We confirmed that the proposed method showed higher accuracy than all the baseline algorithms for both datasets, and for all cases of top-1, top-2, and top-3 recommendations. Among the baselines, all methods considering popularity performed relatively well, and rating, distance and rating+diversity showed relatively low accuracy when used alone. However, since the performance of the proposed method that takes into all of these factors into account was the highest, it can be interpreted that each factor was combined to produce a positive synergistic effect. The proposed method improved by 82%, 24% and 10% the top-1, top-2, and top-3 recommendations compared to the popularity recommendation in the Naver data, respectively, and 34%, 17% and 20% improvement in the TripAdvisor data, respectively. In terms of recall, the recommendation accuracy was improved by 129%, 35% and 10% in the Naver data, and 39%, 17% and 22% in the TripAdvisor data.

7. Conclusions and Future Work

In this paper, we proposed a tour recommendation method, where the main idea was to personalize the user’s preference for each element. We first built a rating matrix and a diversity matrix for training an autoencoder. Then, a personalized diversity score was derived based on the reconstructed outputs from the autoencoder. Then, the popularity and distance scores of the POI were obtained, as were the degree to which users considered popularity and distance to be important factors in the POI selection, multiplied as weights, and reflected in the final recommendation. The proposed method was evaluated using TripAdvisor and Naver data and showed higher recommendation accuracy than other baselines in all cases.
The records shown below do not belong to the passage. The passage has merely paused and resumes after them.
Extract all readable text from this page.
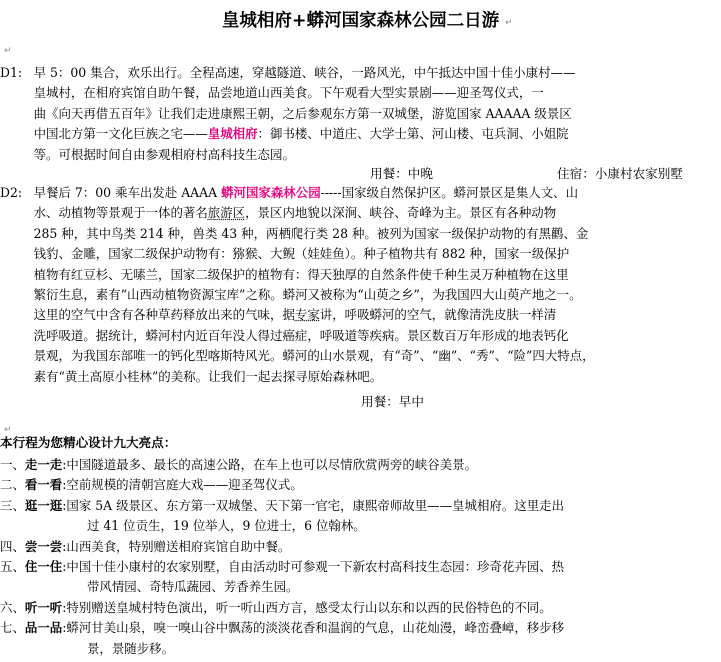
↵
↵
↵
皇城相府+蟒河国家森林公园二日游
D1: 早 5：00 集合，欢乐出行。全程高速，穿越隧道、峡谷，一路风光，中午抵达中国十佳小康村——
皇城村，在相府宾馆自助午餐，品尝地道山西美食。下午观看大型实景剧——迎圣驾仪式，一
曲《向天再借五百年》让我们走进康熙王朝，之后参观东方第一双城堡，游览国家 AAAAA 级景区
中国北方第一文化巨族之宅——皇城相府：御书楼、中道庄、大学士第、河山楼、屯兵洞、小姐院
等。可根据时间自由参观相府村高科技生态园。
用餐：中晚	住宿：小康村农家别墅
D2: 早餐后 7：00 乘车出发赴 AAAA 蟒河国家森林公园-----国家级自然保护区。蟒河景区是集人文、山
水、动植物等景观于一体的著名旅游区，景区内地貌以深涧、峡谷、奇峰为主。景区有各种动物
285 种，其中鸟类 214 种，兽类 43 种，两栖爬行类 28 种。被列为国家一级保护动物的有黑鹳、金
钱豹、金雕，国家二级保护动物有：猕猴、大鲵（娃娃鱼）。种子植物共有 882 种，国家一级保护
植物有红豆杉、无嗉兰，国家二级保护的植物有：得天独厚的自然条件使千种生灵万种植物在这里
繁衍生息，素有“山西动植物资源宝库”之称。蟒河又被称为“山萸之乡”，为我国四大山萸产地之一。
这里的空气中含有各种草药释放出来的气味，据专家讲，呼吸蟒河的空气，就像清洗皮肤一样清
洗呼吸道。据统计，蟒河村内近百年没人得过癌症，呼吸道等疾病。景区数百万年形成的地表钙化
景观，为我国东部唯一的钙化型喀斯特风光。蟒河的山水景观，有“奇”、“幽”、“秀”、“险”四大特点，
素有“黄土高原小桂林”的美称。让我们一起去探寻原始森林吧。
用餐：早中
本行程为您精心设计九大亮点：
一、走一走:中国隧道最多、最长的高速公路，在车上也可以尽情欣赏两旁的峡谷美景。
二、看一看:空前规模的清朝宫庭大戏——迎圣驾仪式。
三、逛一逛:国家 5A 级景区、东方第一双城堡、天下第一官宅，康熙帝师故里——皇城相府。这里走出
过 41 位贡生，19 位举人，9 位进士，6 位翰林。
四、尝一尝:山西美食，特别赠送相府宾馆自助中餐。
五、住一住:中国十佳小康村的农家别墅，自由活动时可参观一下新农村高科技生态园：珍奇花卉园、热
带风情园、奇特瓜蔬园、芳香养生园。
六、听一听:特别赠送皇城村特色演出，听一听山西方言，感受太行山以东和以西的民俗特色的不同。
七、品一品:蟒河甘美山泉，嗅一嗅山谷中飘荡的淡淡花香和温润的气息，山花灿漫，峰峦叠嶂，移步移
景，景随步移。
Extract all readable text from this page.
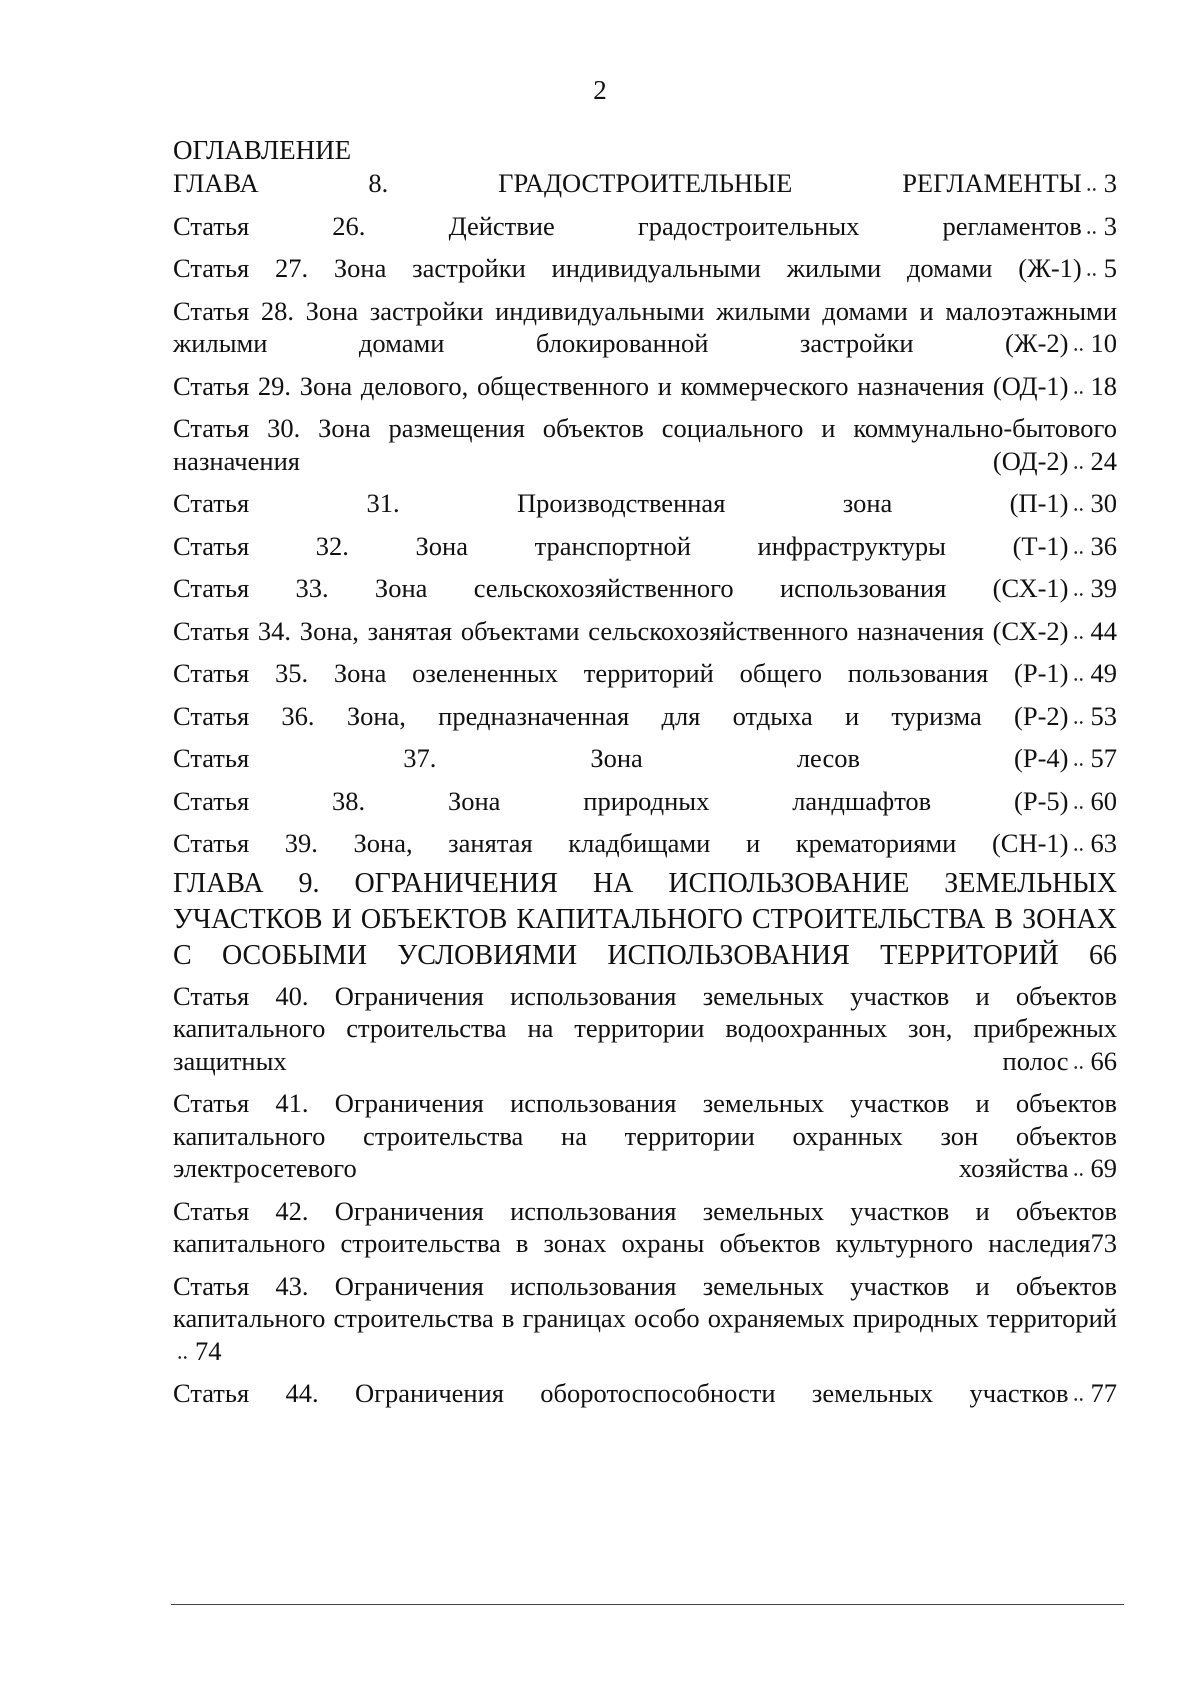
2
ОГЛАВЛЕНИЕ
ГЛАВА 8. ГРАДОСТРОИТЕЛЬНЫЕ РЕГЛАМЕНТЫ 3
Статья 26. Действие градостроительных регламентов 3
Статья 27. Зона застройки индивидуальными жилыми домами (Ж-1) 5
Статья 28. Зона застройки индивидуальными жилыми домами и малоэтажными жилыми домами блокированной застройки (Ж-2) 10
Статья 29. Зона делового, общественного и коммерческого назначения (ОД-1) 18
Статья 30. Зона размещения объектов социального и коммунально-бытового назначения (ОД-2) 24
Статья 31. Производственная зона (П-1) 30
Статья 32. Зона транспортной инфраструктуры (Т-1) 36
Статья 33. Зона сельскохозяйственного использования (СХ-1) 39
Статья 34. Зона, занятая объектами сельскохозяйственного назначения (СХ-2) 44
Статья 35. Зона озелененных территорий общего пользования (Р-1) 49
Статья 36. Зона, предназначенная для отдыха и туризма (Р-2) 53
Статья 37. Зона лесов (Р-4) 57
Статья 38. Зона природных ландшафтов (Р-5) 60
Статья 39. Зона, занятая кладбищами и крематориями (СН-1) 63
ГЛАВА 9. ОГРАНИЧЕНИЯ НА ИСПОЛЬЗОВАНИЕ ЗЕМЕЛЬНЫХ УЧАСТКОВ И ОБЪЕКТОВ КАПИТАЛЬНОГО СТРОИТЕЛЬСТВА В ЗОНАХ С ОСОБЫМИ УСЛОВИЯМИ ИСПОЛЬЗОВАНИЯ ТЕРРИТОРИЙ 66
Статья 40. Ограничения использования земельных участков и объектов капитального строительства на территории водоохранных зон, прибрежных защитных полос 66
Статья 41. Ограничения использования земельных участков и объектов капитального строительства на территории охранных зон объектов электросетевого хозяйства 69
Статья 42. Ограничения использования земельных участков и объектов капитального строительства в зонах охраны объектов культурного наследия73
Статья 43. Ограничения использования земельных участков и объектов капитального строительства в границах особо охраняемых природных территорий74
Статья 44. Ограничения оборотоспособности земельных участков 77
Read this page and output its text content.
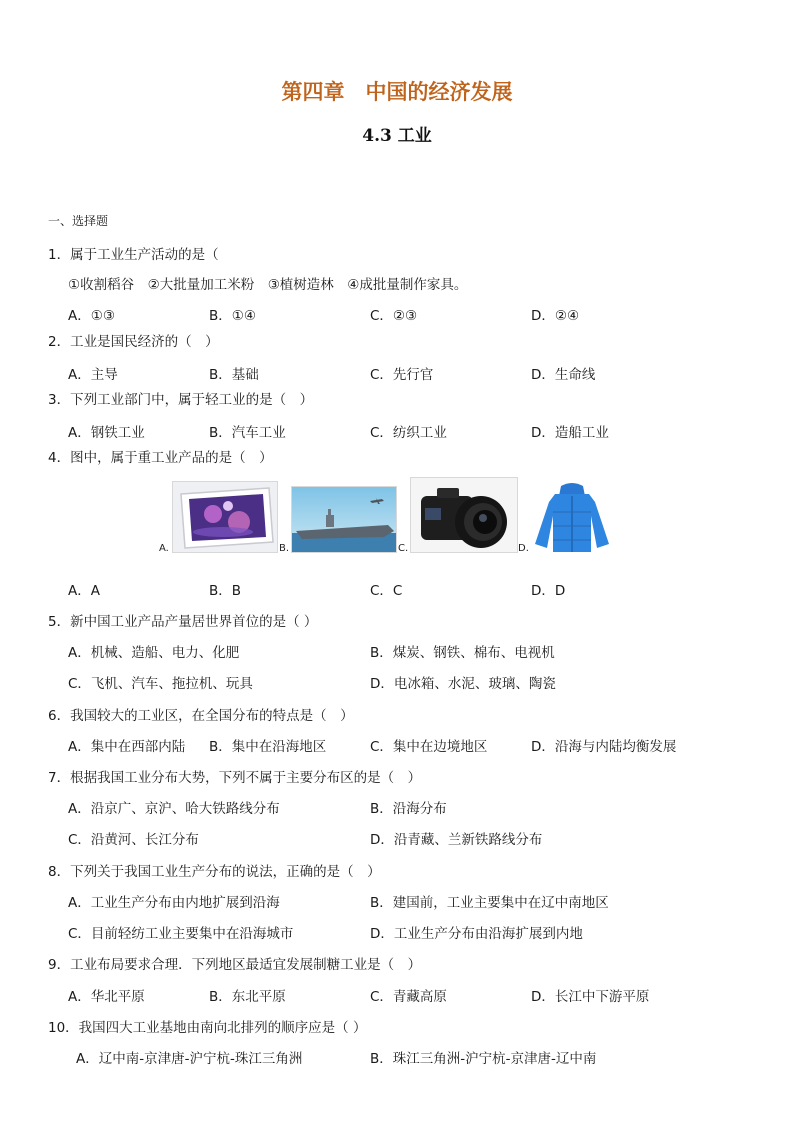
第四章　中国的经济发展
4.3 工业
一、选择题
1．属于工业生产活动的是（
①收割稻谷　②大批量加工米粉　③植树造林　④成批量制作家具。
A．①③	B．①④	C．②③	D．②④
2．工业是国民经济的（　）
A．主导	B．基础	C．先行官	D．生命线
3．下列工业部门中，属于轻工业的是（　）
A．钢铁工业	B．汽车工业	C．纺织工业	D．造船工业
4．图中，属于重工业产品的是（　）
A.	B.	C.	D.
A．A	B．B	C．C	D．D
5．新中国工业产品产量居世界首位的是（ ）
A．机械、造船、电力、化肥	B．煤炭、钢铁、棉布、电视机
C．飞机、汽车、拖拉机、玩具	D．电冰箱、水泥、玻璃、陶瓷
6．我国较大的工业区，在全国分布的特点是（　）
A．集中在西部内陆 B．集中在沿海地区	C．集中在边境地区	D．沿海与内陆均衡发展
7．根据我国工业分布大势，下列不属于主要分布区的是（　）
A．沿京广、京沪、哈大铁路线分布	B．沿海分布
C．沿黄河、长江分布	D．沿青藏、兰新铁路线分布
8．下列关于我国工业生产分布的说法，正确的是（　）
A．工业生产分布由内地扩展到沿海	B．建国前，工业主要集中在辽中南地区
C．目前轻纺工业主要集中在沿海城市	D．工业生产分布由沿海扩展到内地
9．工业布局要求合理．下列地区最适宜发展制糖工业是（　）
A．华北平原	B．东北平原	C．青藏高原	D．长江中下游平原
10．我国四大工业基地由南向北排列的顺序应是（ ）
A．辽中南-京津唐-沪宁杭-珠江三角洲	B．珠江三角洲-沪宁杭-京津唐-辽中南
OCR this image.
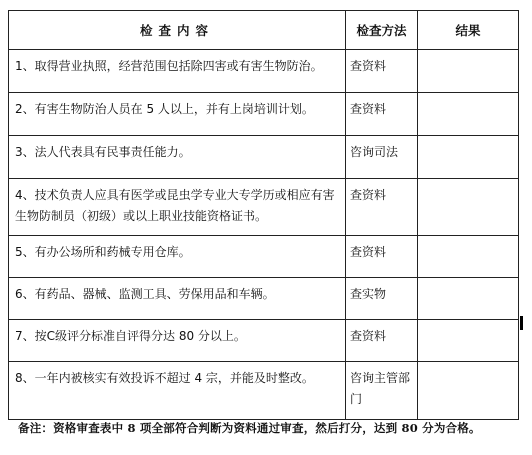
检查内容	检查方法	结果
1、取得营业执照，经营范围包括除四害或有害生物防治。	查资料	
2、有害生物防治人员在 5 人以上，并有上岗培训计划。	查资料	
3、法人代表具有民事责任能力。	咨询司法	
4、技术负责人应具有医学或昆虫学专业大专学历或相应有害生物防制员（初级）或以上职业技能资格证书。	查资料	
5、有办公场所和药械专用仓库。	查资料	
6、有药品、器械、监测工具、劳保用品和车辆。	查实物	
7、按C级评分标准自评得分达 80 分以上。	查资料	
8、一年内被核实有效投诉不超过 4 宗，并能及时整改。	咨询主管部门	
备注：资格审查表中 8 项全部符合判断为资料通过审查，然后打分，达到 80 分为合格。
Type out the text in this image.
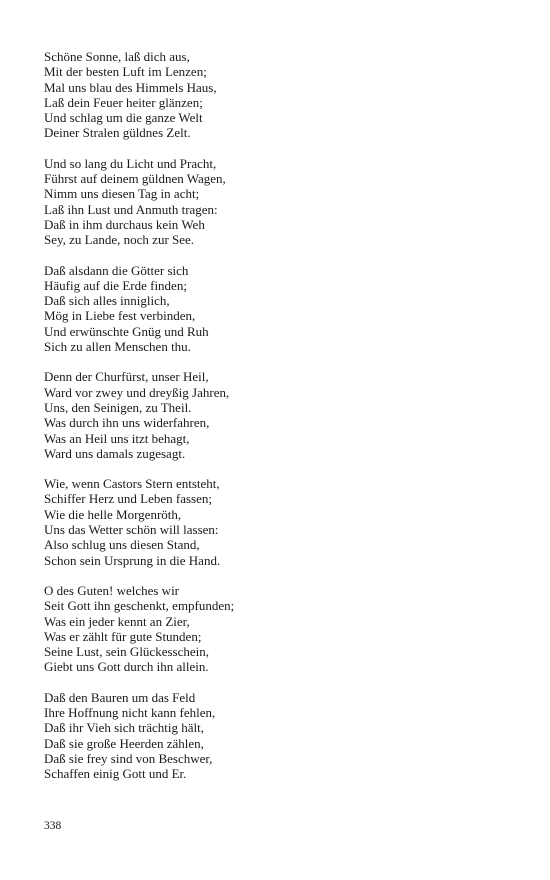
Schöne Sonne, laß dich aus,
Mit der besten Luft im Lenzen;
Mal uns blau des Himmels Haus,
Laß dein Feuer heiter glänzen;
Und schlag um die ganze Welt
Deiner Stralen güldnes Zelt.
Und so lang du Licht und Pracht,
Führst auf deinem güldnen Wagen,
Nimm uns diesen Tag in acht;
Laß ihn Lust und Anmuth tragen:
Daß in ihm durchaus kein Weh
Sey, zu Lande, noch zur See.
Daß alsdann die Götter sich
Häufig auf die Erde finden;
Daß sich alles inniglich,
Mög in Liebe fest verbinden,
Und erwünschte Gnüg und Ruh
Sich zu allen Menschen thu.
Denn der Churfürst, unser Heil,
Ward vor zwey und dreyßig Jahren,
Uns, den Seinigen, zu Theil.
Was durch ihn uns widerfahren,
Was an Heil uns itzt behagt,
Ward uns damals zugesagt.
Wie, wenn Castors Stern entsteht,
Schiffer Herz und Leben fassen;
Wie die helle Morgenröth,
Uns das Wetter schön will lassen:
Also schlug uns diesen Stand,
Schon sein Ursprung in die Hand.
O des Guten! welches wir
Seit Gott ihn geschenkt, empfunden;
Was ein jeder kennt an Zier,
Was er zählt für gute Stunden;
Seine Lust, sein Glückesschein,
Giebt uns Gott durch ihn allein.
Daß den Bauren um das Feld
Ihre Hoffnung nicht kann fehlen,
Daß ihr Vieh sich trächtig hält,
Daß sie große Heerden zählen,
Daß sie frey sind von Beschwer,
Schaffen einig Gott und Er.
338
We believe that there are many other aspects that could be considered in travel destination recommendation aside from the diversity, popularity, and distance factors we considered. In our future work, the weather conditions and the peak season period of each POI will also be considered. Based on the individual POI recommendations, we will work on travel routes recommendations. We also plan to research travel recommendations based on user composition (couples, families, friends and individual) to provide more precise recommendation than current general recommendation.